Immer wieder sonntags…

Immer wieder sonntags…

Nein, nein – kein Schlager…

Mich beschäftigen immer mal wieder die Sonntage in Trauerzeiten… Wenn man nicht gerade zu den Menschen gehört, die am Wochenende arbeiten, hat man zwei Tage freie Zeit…

Am Samstag werden noch schnell die Wocheneinkäufe erledigt, das Kind hat mal ein Mannschaftsspiel, am Abend trifft man vielleicht Freundinnen… Herrliche Freizeit!

Die Sonntage jedoch sind die Tage der Einsamkeit, oder? 24 Stunden freie Zeit, die es zu füllen gilt – 24 Stunden, die sich leer anfühlen können… Denn man bekommt schnell den Eindruck, dass niemand sonntags Zeit für dich hat – es ist der Tag der Familie… Mami, Papi, Kind und Kind machen einen Sonntagsausflug. Pärchen sitzen händchenhaltend im Café, schlendern Arm in Arm durch den Park… Traute Zweisamkeit, heile Familienwelt…
Und wenn dann jemand fehlt – oh, es schmerzt dann um ein Vielfaches mehr als an anderen Tagen, wenn man in diesen leeren Stunden jemanden vermisst…

Die gute Nachricht vorweg: das geht vorbei! Irgendwann kommt auch nach noch so tiefer Trauer der Punkt, wo man diese freie Zeit auch wieder genießen und sie zur Entspannung nutzen kann.

Durchhalten

Tja, aber bis das soweit ist, heißt es „aushalten“.

Es kann helfen, wenn du dich deinem Umfeld mitteilst. Erzähle den anderen davon, wie schwer es ist, die Sonntage zu überstehen. Wenn man noch nie in solch einer Situation war, kann man sich das vermutlich nur schwer vorstellen und kommt gar nicht von alleine darauf…

Mir hat es geholfen, mich gezielt für die Sonntag zu verabreden. Eine liebe Freundin zum Sonntagsspaziergang abholen und raus ans Meer… Kaffeetrinken und gute Gespräche… Mit dem Kind ins Kino…

Darüber hinaus habe ich darauf geachtet, zu tun, was mir gut tut, was die Akkus auflädt… Und das dann dort tun, wo es weniger Begegnungen mit anderen Menschen gibt, bzw. wo das nicht so wichtig scheint:
Im Garten werkeln, ein Puzzle machen, ein Bad nehmen, Schwimmen gehen, in die Sauna, Joggen, Yoga,… Meist hilft es, den Körper zu bewegen – probier‘ aus, was für dich der beste Weg ist…

Was mir auch hilft ist, meinen Blickwinkel zu prüfen: sehe ich wirklich nur glückliche Menschen?
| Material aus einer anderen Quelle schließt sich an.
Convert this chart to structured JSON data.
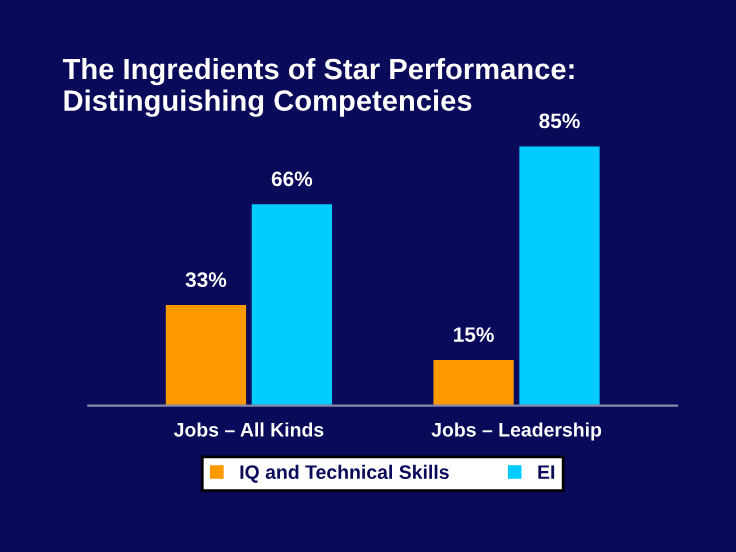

Vielleicht kennst du das aus anderen Situationen: bist du schwanger, siehst du nur noch Kinderwagen um dich herum (*autsch*, wenn du gerade ein Kind verloren hast…..). Ist dein Mann gestorben, suchst du sein Gesicht in allen Gesichtern, denen du begegnest… Bist du traurig, scheinen alle um dich herum glücklich zu sein… Vielleicht hinken die Beispiele ein wenig – aber du weißt, was ich meine, oder?
Konzentrierst du dich aber auf Details in deinem Umfeld, nimmst du auch andere Menschen wahr. Die allein marschierende Frau, die grimmig vor sich hinschaut. Der Vater, der ein heulendes, brüllendes Kind hinter sich herzieht…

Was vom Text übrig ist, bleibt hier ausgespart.